The Ministry of Finance estimates that the tax will generate an additional VND2,400 billion a year, based on the assumption that 80% of the products subject to the tax will be taxed and that consumption will decrease by 20% due to price increases. However, the revenue will only increase in the first year of taxing this item. In subsequent years, it will gradually decrease as the tax causes consumers to consume less and manufacturers to change their formulas and produce products with sugar content below the tax threshold.
In 2020, revenue from soft drinks regardless of sugar content was about 40,000 billion VND.
Authorities admit that imposing the tax will initially reduce output, revenue, and profits of businesses producing and importing these products. However, this will encourage businesses to produce products that are better for consumers’ health.
Stating their previous views, many associations and businesses opposed the imposition of special consumption tax on sugary drinks. According to them, it does not help solve the problem of overweight and obesity, but creates a discriminatory tax policy. Not to mention, this policy will cause unwanted consequences for other related industries, such as sugar cane, retail, and packaging.

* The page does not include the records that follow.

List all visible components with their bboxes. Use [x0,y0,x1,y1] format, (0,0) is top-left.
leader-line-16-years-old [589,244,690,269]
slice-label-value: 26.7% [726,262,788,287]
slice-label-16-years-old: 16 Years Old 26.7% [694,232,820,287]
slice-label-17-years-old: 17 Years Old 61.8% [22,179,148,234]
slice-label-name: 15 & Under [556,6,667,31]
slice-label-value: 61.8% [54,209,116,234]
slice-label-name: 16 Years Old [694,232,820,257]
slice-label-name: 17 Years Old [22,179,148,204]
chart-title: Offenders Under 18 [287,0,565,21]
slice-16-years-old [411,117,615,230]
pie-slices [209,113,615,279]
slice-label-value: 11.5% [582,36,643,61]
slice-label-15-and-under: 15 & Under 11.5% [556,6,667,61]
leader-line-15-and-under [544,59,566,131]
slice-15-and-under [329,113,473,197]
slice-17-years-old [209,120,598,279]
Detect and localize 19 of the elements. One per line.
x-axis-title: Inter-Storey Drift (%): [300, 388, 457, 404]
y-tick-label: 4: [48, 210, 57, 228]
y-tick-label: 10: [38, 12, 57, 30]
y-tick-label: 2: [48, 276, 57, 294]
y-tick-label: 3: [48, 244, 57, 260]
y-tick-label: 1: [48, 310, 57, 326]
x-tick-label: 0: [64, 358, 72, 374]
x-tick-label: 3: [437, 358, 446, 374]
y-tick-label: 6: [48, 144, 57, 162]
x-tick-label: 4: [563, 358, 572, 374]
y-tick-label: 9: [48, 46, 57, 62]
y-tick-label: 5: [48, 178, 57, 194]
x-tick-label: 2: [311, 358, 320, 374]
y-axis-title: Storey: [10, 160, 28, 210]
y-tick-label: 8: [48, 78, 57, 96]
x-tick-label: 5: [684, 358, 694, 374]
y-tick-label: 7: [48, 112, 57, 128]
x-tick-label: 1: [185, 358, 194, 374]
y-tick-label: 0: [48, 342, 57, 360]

Regarding this issue, the Ministry of Finance cited data from the National Institute of Nutrition showing that average soft drink consumption per capita also increased by nearly one and a half times after 7 years, reaching 70.56 liters per person in 2020.
At the same time, the rate of overweight and obesity is alarming among Vietnamese children aged 5-19. This rate has more than doubled in 10 years, reaching 19% in 2020, higher than the average rate of Southeast Asia (17.3%) and low- and middle-income countries in the region.
The Ministry of Finance asserted that taxing sugary drinks has become a common trend. Currently, about 85 countries impose this tax, an increase of nearly 6 times compared to 10 years ago.
In addition, in this draft, the management agency also describes hybrid gasoline-electric cars as cars that are charged with a charging system. This type of car is subject to a tax rate of 70% of the same type of gasoline or diesel. That is, the tax rate is about 24.5-105%, depending on the vehicle's capacity.
This is a plug-in hybrid vehicle that can run on electricity alone, can be charged separately like an electric vehicle, and still has a gasoline engine when the battery runs out. The amount of emissions into the environment of this type is much lower than that of other conventional cars. The clear distinction, according to the Ministry of Finance, avoids confusion with basic hybrid vehicles, which mainly run on gasoline engines under normal conditions.
For cars running on natural gas, authorities also propose to impose a tax rate similar to that of plug-in hybrids, ranging from 24.5-105% depending on the vehicle's capacity.